Une vaste opération policière a été déployée dans le quartier d'Obelisco, zone 10, en réponse à la tentative de pillage des boîtes de timbres de l'album de la Coupe du monde 2026. L'intervention comprenait l'utilisation de gaz lacrymogènes par la Police Nationale Civile (PNC) pour contrôler des centaines de personnes qui tentaient de s'approprier les enveloppes.
Une forte opération de la Police Nationale Civile (PNC) a été déployée ce dimanche à l'Obélisque, zone 10 de la ville de Guatemala, après que des tentatives de pillage de caisses contenant des copies de l'album de la Coupe du monde 2026 aient été enregistrées lors d'un événement d'échange organisé par une banque guatémaltèque. Selon des témoins et des informations locales, l'intervention comprenait l'utilisation de gaz lacrymogènes pour disperser des centaines de personnes qui tentaient de s'approprier du matériel promotionnel.
Selon des témoignages sur place, la journée d'échange d'albums et d'enveloppes de timbres, convoquée par Banrural, a été interrompue au milieu d'une foule massive et du manque de contrôle généré.

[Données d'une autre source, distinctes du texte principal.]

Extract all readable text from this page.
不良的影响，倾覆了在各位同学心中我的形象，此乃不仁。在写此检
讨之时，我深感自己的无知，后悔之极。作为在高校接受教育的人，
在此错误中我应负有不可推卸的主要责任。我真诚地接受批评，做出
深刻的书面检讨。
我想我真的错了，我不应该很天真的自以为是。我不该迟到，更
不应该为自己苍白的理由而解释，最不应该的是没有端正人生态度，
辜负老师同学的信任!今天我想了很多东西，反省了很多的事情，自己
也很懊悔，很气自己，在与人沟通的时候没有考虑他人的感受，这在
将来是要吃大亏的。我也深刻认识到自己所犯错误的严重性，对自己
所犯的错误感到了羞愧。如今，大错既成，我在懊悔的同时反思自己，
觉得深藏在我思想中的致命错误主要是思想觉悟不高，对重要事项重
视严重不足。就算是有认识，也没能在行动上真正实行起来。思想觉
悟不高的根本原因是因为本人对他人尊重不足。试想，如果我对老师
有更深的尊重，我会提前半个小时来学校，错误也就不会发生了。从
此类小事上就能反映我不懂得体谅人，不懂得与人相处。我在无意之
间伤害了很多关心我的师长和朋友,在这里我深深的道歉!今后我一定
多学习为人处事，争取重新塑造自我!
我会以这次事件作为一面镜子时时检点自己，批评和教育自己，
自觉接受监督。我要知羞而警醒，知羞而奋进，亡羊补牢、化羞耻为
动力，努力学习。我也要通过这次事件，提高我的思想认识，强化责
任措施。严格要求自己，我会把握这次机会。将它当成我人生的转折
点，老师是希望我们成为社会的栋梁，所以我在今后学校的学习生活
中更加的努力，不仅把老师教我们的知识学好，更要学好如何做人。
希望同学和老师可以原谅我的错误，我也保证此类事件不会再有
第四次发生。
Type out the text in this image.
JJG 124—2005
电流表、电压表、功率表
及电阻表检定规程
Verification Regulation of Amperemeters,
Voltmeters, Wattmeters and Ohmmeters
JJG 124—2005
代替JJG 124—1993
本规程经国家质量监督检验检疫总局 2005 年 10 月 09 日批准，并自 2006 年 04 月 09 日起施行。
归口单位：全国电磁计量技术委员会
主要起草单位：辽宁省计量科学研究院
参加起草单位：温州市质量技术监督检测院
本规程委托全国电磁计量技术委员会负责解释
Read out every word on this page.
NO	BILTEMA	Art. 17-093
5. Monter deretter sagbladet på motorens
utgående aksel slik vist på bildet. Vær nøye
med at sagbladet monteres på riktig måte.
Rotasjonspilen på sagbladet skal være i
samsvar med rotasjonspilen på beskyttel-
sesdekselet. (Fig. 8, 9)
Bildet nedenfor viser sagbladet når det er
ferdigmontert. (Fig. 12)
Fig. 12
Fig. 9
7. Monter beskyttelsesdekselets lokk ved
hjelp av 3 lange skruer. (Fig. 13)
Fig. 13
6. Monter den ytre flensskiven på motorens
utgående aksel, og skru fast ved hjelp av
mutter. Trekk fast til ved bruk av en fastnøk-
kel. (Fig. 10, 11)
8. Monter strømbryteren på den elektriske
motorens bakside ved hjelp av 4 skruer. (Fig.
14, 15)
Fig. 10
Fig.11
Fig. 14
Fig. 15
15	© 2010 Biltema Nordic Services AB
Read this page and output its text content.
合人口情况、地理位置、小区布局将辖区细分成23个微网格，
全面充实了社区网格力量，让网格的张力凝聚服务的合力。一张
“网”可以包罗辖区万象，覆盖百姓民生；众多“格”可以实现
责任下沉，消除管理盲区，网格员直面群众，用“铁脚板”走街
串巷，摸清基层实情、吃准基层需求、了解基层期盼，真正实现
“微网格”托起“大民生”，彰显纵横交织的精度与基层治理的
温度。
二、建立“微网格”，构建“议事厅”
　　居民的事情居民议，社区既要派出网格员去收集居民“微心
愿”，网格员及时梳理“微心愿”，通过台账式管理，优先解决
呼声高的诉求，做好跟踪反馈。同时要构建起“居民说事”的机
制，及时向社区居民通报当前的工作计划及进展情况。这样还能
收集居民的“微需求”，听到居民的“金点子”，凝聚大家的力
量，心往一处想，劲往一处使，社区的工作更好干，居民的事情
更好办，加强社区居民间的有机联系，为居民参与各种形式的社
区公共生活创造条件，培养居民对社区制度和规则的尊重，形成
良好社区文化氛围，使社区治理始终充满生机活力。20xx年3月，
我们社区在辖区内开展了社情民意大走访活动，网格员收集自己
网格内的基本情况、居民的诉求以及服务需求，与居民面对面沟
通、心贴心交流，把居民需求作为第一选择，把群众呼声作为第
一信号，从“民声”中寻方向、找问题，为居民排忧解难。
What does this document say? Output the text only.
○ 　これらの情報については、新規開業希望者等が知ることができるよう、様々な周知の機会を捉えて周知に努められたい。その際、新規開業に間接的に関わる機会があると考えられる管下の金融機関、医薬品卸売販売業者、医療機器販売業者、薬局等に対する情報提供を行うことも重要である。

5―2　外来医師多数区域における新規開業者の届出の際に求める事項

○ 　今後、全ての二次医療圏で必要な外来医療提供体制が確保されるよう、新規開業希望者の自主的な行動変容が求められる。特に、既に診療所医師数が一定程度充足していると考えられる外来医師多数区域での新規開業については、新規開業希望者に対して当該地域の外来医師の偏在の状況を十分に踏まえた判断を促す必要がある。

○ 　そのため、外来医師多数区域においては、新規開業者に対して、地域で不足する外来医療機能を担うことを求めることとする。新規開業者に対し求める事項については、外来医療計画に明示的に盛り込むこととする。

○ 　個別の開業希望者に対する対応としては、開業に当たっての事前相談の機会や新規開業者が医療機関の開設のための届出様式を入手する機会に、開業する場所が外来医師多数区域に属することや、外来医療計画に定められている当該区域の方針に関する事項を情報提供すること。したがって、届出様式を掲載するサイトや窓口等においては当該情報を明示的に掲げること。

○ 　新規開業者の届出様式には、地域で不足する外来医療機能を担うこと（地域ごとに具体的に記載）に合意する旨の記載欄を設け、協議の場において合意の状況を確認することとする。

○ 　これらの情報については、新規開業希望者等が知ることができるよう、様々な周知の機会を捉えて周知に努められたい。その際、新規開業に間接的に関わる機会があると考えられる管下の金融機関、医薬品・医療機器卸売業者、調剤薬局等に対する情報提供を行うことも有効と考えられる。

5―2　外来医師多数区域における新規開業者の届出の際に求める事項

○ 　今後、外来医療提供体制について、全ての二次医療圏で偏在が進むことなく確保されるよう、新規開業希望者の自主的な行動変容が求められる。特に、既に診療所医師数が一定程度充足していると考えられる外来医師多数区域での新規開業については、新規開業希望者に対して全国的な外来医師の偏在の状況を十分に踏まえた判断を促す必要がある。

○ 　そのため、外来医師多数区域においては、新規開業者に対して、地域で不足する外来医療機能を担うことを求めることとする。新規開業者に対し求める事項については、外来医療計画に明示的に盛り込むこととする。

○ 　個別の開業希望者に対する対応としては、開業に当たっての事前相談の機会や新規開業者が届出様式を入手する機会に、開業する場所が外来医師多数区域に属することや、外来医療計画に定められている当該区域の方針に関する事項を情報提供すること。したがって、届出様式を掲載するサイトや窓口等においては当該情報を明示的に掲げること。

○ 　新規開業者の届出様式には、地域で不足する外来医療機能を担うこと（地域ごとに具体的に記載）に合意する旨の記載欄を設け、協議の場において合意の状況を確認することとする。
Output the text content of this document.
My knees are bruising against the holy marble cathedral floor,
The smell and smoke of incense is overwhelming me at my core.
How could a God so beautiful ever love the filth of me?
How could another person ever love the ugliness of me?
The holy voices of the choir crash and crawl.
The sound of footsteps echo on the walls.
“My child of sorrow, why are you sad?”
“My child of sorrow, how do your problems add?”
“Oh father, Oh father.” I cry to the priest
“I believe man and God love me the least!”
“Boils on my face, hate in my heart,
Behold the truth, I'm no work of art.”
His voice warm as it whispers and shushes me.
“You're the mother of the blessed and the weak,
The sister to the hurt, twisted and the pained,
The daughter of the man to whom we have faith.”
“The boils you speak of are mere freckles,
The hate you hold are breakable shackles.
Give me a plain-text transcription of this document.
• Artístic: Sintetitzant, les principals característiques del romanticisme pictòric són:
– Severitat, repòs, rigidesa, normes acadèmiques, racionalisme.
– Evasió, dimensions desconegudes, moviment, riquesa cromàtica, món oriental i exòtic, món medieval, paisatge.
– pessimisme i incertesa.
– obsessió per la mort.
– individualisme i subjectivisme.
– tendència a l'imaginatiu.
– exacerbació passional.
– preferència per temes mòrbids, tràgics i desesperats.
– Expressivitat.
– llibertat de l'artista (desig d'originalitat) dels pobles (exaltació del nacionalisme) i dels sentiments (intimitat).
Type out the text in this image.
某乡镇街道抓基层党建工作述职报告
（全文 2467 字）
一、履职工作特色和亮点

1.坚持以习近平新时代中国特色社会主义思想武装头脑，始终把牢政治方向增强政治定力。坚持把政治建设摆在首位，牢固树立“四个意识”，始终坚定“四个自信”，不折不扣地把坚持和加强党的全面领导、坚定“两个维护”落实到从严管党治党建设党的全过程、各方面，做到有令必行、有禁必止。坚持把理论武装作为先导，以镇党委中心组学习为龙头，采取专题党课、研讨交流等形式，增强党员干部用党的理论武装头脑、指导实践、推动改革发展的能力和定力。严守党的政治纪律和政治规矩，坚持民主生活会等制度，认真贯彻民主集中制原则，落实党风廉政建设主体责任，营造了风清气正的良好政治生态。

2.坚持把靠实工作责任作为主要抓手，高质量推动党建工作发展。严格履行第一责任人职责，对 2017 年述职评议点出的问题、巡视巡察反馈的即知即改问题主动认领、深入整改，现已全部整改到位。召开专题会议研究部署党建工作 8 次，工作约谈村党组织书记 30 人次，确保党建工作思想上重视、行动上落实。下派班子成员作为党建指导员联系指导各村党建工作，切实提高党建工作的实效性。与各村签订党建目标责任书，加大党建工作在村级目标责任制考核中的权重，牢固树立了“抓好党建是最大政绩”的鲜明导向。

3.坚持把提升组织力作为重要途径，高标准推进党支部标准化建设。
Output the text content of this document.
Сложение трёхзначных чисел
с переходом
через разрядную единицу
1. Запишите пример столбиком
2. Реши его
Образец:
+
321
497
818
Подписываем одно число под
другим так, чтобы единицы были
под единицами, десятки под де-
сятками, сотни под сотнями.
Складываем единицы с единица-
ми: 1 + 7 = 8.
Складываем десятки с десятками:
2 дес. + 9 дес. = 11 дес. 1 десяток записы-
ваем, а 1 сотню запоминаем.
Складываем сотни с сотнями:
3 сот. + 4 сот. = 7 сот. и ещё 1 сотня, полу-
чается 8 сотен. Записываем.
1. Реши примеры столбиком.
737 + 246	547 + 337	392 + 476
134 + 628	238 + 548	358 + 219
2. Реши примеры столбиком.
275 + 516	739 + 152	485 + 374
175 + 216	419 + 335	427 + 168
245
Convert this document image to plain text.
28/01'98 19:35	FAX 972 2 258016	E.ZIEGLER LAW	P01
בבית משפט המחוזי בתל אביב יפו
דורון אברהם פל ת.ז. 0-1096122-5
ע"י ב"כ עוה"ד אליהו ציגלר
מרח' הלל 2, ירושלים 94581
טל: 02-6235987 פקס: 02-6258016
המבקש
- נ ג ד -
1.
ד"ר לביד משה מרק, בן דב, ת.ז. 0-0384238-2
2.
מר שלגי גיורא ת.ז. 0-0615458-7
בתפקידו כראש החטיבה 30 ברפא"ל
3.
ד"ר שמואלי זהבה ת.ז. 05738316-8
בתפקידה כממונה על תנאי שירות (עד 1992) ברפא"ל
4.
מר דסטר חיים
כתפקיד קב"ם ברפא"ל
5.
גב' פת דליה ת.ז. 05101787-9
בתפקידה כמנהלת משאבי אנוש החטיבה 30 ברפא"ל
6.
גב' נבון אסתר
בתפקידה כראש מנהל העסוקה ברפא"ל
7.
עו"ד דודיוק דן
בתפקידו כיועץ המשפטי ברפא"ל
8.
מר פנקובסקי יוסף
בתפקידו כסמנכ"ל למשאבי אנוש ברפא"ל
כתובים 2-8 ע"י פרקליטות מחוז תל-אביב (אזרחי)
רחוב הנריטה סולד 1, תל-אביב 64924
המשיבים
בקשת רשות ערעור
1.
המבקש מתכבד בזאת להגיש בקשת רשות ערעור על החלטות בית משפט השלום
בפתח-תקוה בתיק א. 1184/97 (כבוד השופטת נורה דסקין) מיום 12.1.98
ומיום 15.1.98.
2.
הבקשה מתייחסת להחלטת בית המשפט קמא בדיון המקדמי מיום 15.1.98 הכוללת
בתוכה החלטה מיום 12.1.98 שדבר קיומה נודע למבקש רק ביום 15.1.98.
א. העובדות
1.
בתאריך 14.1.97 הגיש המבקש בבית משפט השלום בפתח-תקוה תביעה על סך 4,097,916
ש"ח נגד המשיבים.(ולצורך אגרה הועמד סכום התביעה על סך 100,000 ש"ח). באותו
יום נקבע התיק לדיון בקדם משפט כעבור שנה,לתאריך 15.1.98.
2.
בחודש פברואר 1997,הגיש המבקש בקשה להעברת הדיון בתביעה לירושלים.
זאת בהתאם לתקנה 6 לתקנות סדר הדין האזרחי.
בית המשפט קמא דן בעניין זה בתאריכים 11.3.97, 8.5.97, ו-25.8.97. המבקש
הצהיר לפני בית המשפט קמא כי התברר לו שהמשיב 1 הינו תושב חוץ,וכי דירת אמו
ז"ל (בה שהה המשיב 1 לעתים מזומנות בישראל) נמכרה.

Les participants à l'événement ont souligné que la livraison gratuite d'albums et d'enveloppes était destinée à ceux qui présentaient une preuve d'achat dépassant 250 quetzales (32,72 dollars) et la carte correspondante, mais que l'afflux dépassait la capacité d'organisation et de contrôle.
Sur les réseaux sociaux, plusieurs personnes ont partagé des images montrant la situation tendue et l'arrivée de membres de la Police Nationale Civile (PNC), qui ont utilisé des gaz lacrymogènes pour disperser les participants et semé la confusion dans le quartier, l'un des plus fréquentés de la capitale guatémaltèque. Plusieurs personnes présentes ont rapporté que certains policiers avaient volé des boîtes de timbres destinées au public, une situation qui a alimenté les troubles et les rapports d'irrégularités.
Les participants à l'événement ont rapporté qu'en plus de l'intervention de la police, ils ont été victimes de harcèlement de la part de revendeurs qui ont tenté de s'emparer des tirages par la force. Certaines personnes ont demandé l'intervention urgente du Bureau du Défenseur des Droits de l'Homme (PDH) et de la PNC elle-même pour garantir la sécurité et l'intégrité de l'échange. « Nous demandons que la transparence et la sécurité soient garanties pour toutes les familles venues chercher leurs albums », a déclaré l'une des personnes présentes sur place.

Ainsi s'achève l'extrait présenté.